I’m sure most of you are glad the tax filing deadline has come and gone, although I suspect there are plenty of you that have postponed the inevitable with an extension. Either way, just getting through the April deadline seems to remove much of the anxiety surrounding taxes in general and can allow us to think about other important planning issues that need to be considered as well.
We haven’t written about this in several years, and we continue to hear about circumstances that could easily be avoided with some simple planning. I just wanted to quickly remind you all about reviewing beneficiary designations and provide some simple guidelines to consider.
Understanding how assets transfer at death helps you create an estate plan that ultimately fulfills your wishes, but can also prevent unnecessary delays or outright headaches for your heirs. We would recommend reviewing all beneficiary designations on qualified plans (401k, 403(b), IRAs), insurance policies, and annuities at least every 3 years or at any major life event (marriage, divorce, death or new birth) to make sure these designations carry out what you desire.
Assets are generally transferred in the following ways:
- Ownership – Certain assets that are held jointly automatically go to the surviving owner.
- Beneficiary designation – Assets pass to the person(s) or entity designated as the beneficiary on certain contracts or accounts.
- Trust – Assets transfer according to the terms of the trust.
- Will – Assets that are not transferred by any of the above 3 methods will be distributed according to the terms of your will. If you don’t have a will, assets will then transfer according to the laws of your state.
Frequently asked questions regarding beneficiary designations include:
- I have a current will. Isn’t that enough? No. Regardless of what your will says and as current as it may be, beneficiary designations supersede anything in your will. For example, you update your will but leave an ex-spouse as beneficiary on your IRA or 401k. The beneficiary designation is more important than the will and may not reflect your current wishes if circumstances have changed.
- Do I need contingent beneficiaries? It is not required, but it is an excellent idea. If you haven’t named a contingent beneficiary and your primary dies before you, or at the same time, the assets will be distributed according to the rules in your retirement plan or IRA upon your death.
- Can I name a beneficiary who is not my spouse? Yes, however, some plans do require spousal consent in that situation. Also, keep in mind that some non-spousal beneficiaries may have different options available to them when they inherit assets.
- Can I name a trust as beneficiary? Absolutely, however, be careful. Naming a trust as beneficiary can give you flexibility for overseeing the distribution of assets, but it can also impact taxes and how mandatory minimum distributions are taken out of retirement accounts.
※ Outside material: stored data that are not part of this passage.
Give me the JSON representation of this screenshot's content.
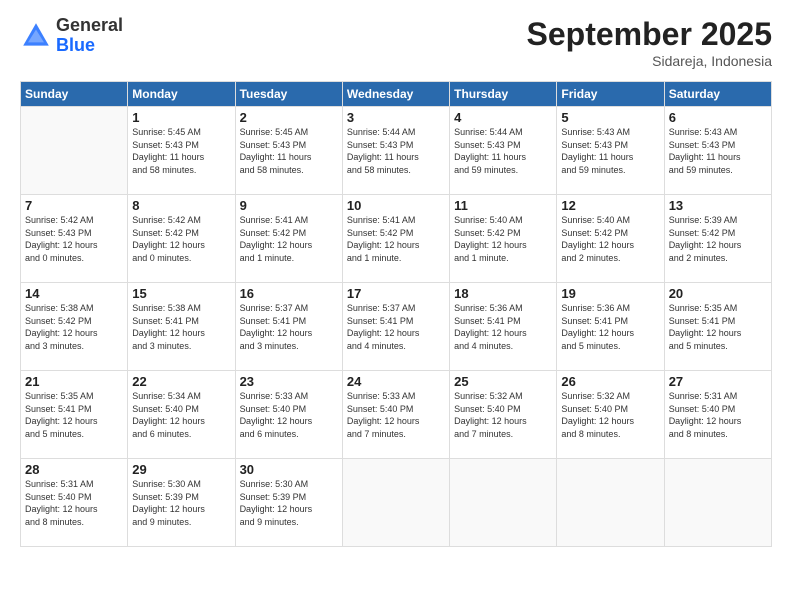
{
  "logo": {
    "general": "General",
    "blue": "Blue"
  },
  "title": "September 2025",
  "subtitle": "Sidareja, Indonesia",
  "header_days": [
    "Sunday",
    "Monday",
    "Tuesday",
    "Wednesday",
    "Thursday",
    "Friday",
    "Saturday"
  ],
  "weeks": [
    [
      {
        "day": "",
        "info": ""
      },
      {
        "day": "1",
        "info": "Sunrise: 5:45 AM\nSunset: 5:43 PM\nDaylight: 11 hours\nand 58 minutes."
      },
      {
        "day": "2",
        "info": "Sunrise: 5:45 AM\nSunset: 5:43 PM\nDaylight: 11 hours\nand 58 minutes."
      },
      {
        "day": "3",
        "info": "Sunrise: 5:44 AM\nSunset: 5:43 PM\nDaylight: 11 hours\nand 58 minutes."
      },
      {
        "day": "4",
        "info": "Sunrise: 5:44 AM\nSunset: 5:43 PM\nDaylight: 11 hours\nand 59 minutes."
      },
      {
        "day": "5",
        "info": "Sunrise: 5:43 AM\nSunset: 5:43 PM\nDaylight: 11 hours\nand 59 minutes."
      },
      {
        "day": "6",
        "info": "Sunrise: 5:43 AM\nSunset: 5:43 PM\nDaylight: 11 hours\nand 59 minutes."
      }
    ],
    [
      {
        "day": "7",
        "info": "Sunrise: 5:42 AM\nSunset: 5:43 PM\nDaylight: 12 hours\nand 0 minutes."
      },
      {
        "day": "8",
        "info": "Sunrise: 5:42 AM\nSunset: 5:42 PM\nDaylight: 12 hours\nand 0 minutes."
      },
      {
        "day": "9",
        "info": "Sunrise: 5:41 AM\nSunset: 5:42 PM\nDaylight: 12 hours\nand 1 minute."
      },
      {
        "day": "10",
        "info": "Sunrise: 5:41 AM\nSunset: 5:42 PM\nDaylight: 12 hours\nand 1 minute."
      },
      {
        "day": "11",
        "info": "Sunrise: 5:40 AM\nSunset: 5:42 PM\nDaylight: 12 hours\nand 1 minute."
      },
      {
        "day": "12",
        "info": "Sunrise: 5:40 AM\nSunset: 5:42 PM\nDaylight: 12 hours\nand 2 minutes."
      },
      {
        "day": "13",
        "info": "Sunrise: 5:39 AM\nSunset: 5:42 PM\nDaylight: 12 hours\nand 2 minutes."
      }
    ],
    [
      {
        "day": "14",
        "info": "Sunrise: 5:38 AM\nSunset: 5:42 PM\nDaylight: 12 hours\nand 3 minutes."
      },
      {
        "day": "15",
        "info": "Sunrise: 5:38 AM\nSunset: 5:41 PM\nDaylight: 12 hours\nand 3 minutes."
      },
      {
        "day": "16",
        "info": "Sunrise: 5:37 AM\nSunset: 5:41 PM\nDaylight: 12 hours\nand 3 minutes."
      },
      {
        "day": "17",
        "info": "Sunrise: 5:37 AM\nSunset: 5:41 PM\nDaylight: 12 hours\nand 4 minutes."
      },
      {
        "day": "18",
        "info": "Sunrise: 5:36 AM\nSunset: 5:41 PM\nDaylight: 12 hours\nand 4 minutes."
      },
      {
        "day": "19",
        "info": "Sunrise: 5:36 AM\nSunset: 5:41 PM\nDaylight: 12 hours\nand 5 minutes."
      },
      {
        "day": "20",
        "info": "Sunrise: 5:35 AM\nSunset: 5:41 PM\nDaylight: 12 hours\nand 5 minutes."
      }
    ],
    [
      {
        "day": "21",
        "info": "Sunrise: 5:35 AM\nSunset: 5:41 PM\nDaylight: 12 hours\nand 5 minutes."
      },
      {
        "day": "22",
        "info": "Sunrise: 5:34 AM\nSunset: 5:40 PM\nDaylight: 12 hours\nand 6 minutes."
      },
      {
        "day": "23",
        "info": "Sunrise: 5:33 AM\nSunset: 5:40 PM\nDaylight: 12 hours\nand 6 minutes."
      },
      {
        "day": "24",
        "info": "Sunrise: 5:33 AM\nSunset: 5:40 PM\nDaylight: 12 hours\nand 7 minutes."
      },
      {
        "day": "25",
        "info": "Sunrise: 5:32 AM\nSunset: 5:40 PM\nDaylight: 12 hours\nand 7 minutes."
      },
      {
        "day": "26",
        "info": "Sunrise: 5:32 AM\nSunset: 5:40 PM\nDaylight: 12 hours\nand 8 minutes."
      },
      {
        "day": "27",
        "info": "Sunrise: 5:31 AM\nSunset: 5:40 PM\nDaylight: 12 hours\nand 8 minutes."
      }
    ],
    [
      {
        "day": "28",
        "info": "Sunrise: 5:31 AM\nSunset: 5:40 PM\nDaylight: 12 hours\nand 8 minutes."
      },
      {
        "day": "29",
        "info": "Sunrise: 5:30 AM\nSunset: 5:39 PM\nDaylight: 12 hours\nand 9 minutes."
      },
      {
        "day": "30",
        "info": "Sunrise: 5:30 AM\nSunset: 5:39 PM\nDaylight: 12 hours\nand 9 minutes."
      },
      {
        "day": "",
        "info": ""
      },
      {
        "day": "",
        "info": ""
      },
      {
        "day": "",
        "info": ""
      },
      {
        "day": "",
        "info": ""
      }
    ]
  ]
}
- Can I create a beneficiary for non-qualified accounts that don’t normally have a beneficiary designation? Yes, this is most common with brokerage accounts or bank accounts. The most common method is to include TOD (transfer on death) instructions. This does not create joint ownership on the account but does provide for direction of where the assets go without having to probate the assets.
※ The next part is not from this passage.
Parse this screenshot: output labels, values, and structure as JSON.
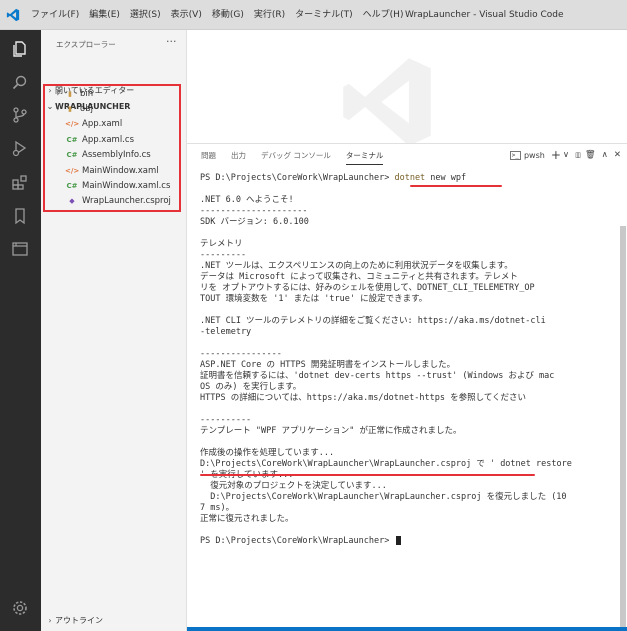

This list certainly does not exhaust all the questions and planning opportunities that surround the issue, however, what is key is that it is considered and reviewed on a regular basis. As mentioned earlier, if you haven’t recently reviewed all the beneficiaries on your current or former employer’s retirement accounts, IRA’s, insurance products, annuities, and after tax account with TOD instructions, I encourage you to take the time soon as this can be a much bigger issue than an annual tax return.